De Bonafini organised at first small groups of women who would boldly gather at the Plaza de Mayo in the heart of Buenos Aires on Thursdays, in front of the presidential palace. “Before my son was kidnapped, I was just another woman, another housewife,” she told a reporter years later. “I didn’t know many things, I wasn’t interested. The economic, the political situation.” She just wanted her sons back. But none came back and the Mothers of the Plaza de Mayo became the most potent, perhaps the only dissenting voice in Argentina.
They were often met by threatening armed soldiers. But as the nation sank into an economic mire and was humiliated over The Falklands, the increasingly distant military was reviled and the women gained saintly status.

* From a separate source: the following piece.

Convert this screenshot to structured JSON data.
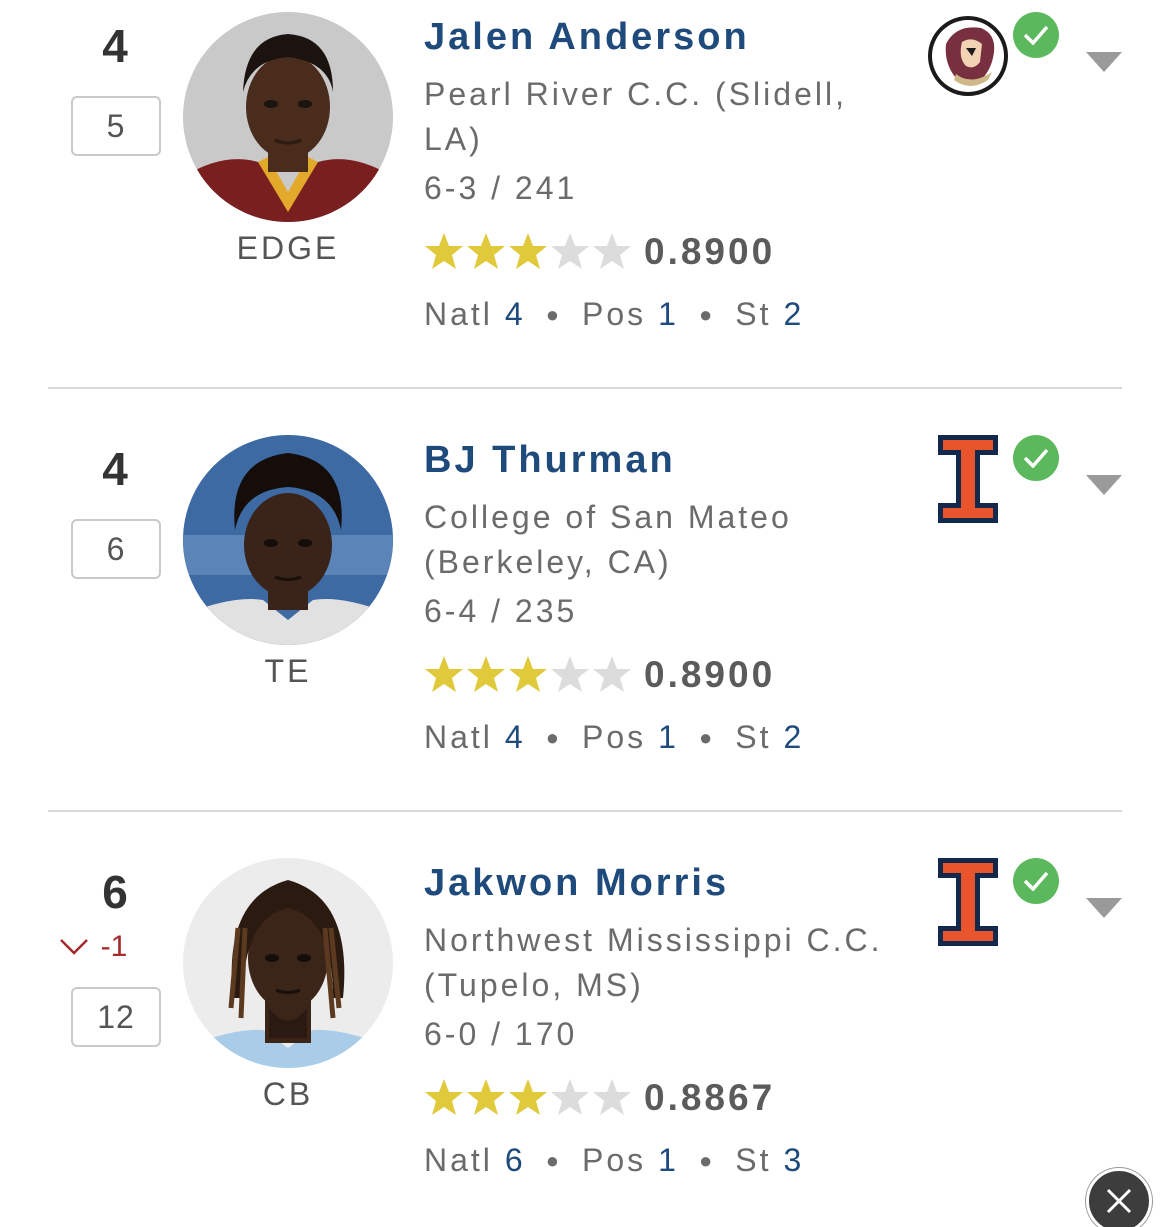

When democracy arrived was in no small part due to those mothers. De Bonafini, ever traumatised by her family’s fate, came to hate America, whose support for the 1976 military coup later embarrassed it. It was an embittered, anguished mother who recklessly lashed out with “The most terrorist state is the United States”, after the World Trade Centre attacks.
Three days of mourning were this week declared by Argentinian President Alberto Fernandez: “Her memory and her struggle … will always be present as a guide in difficult times.”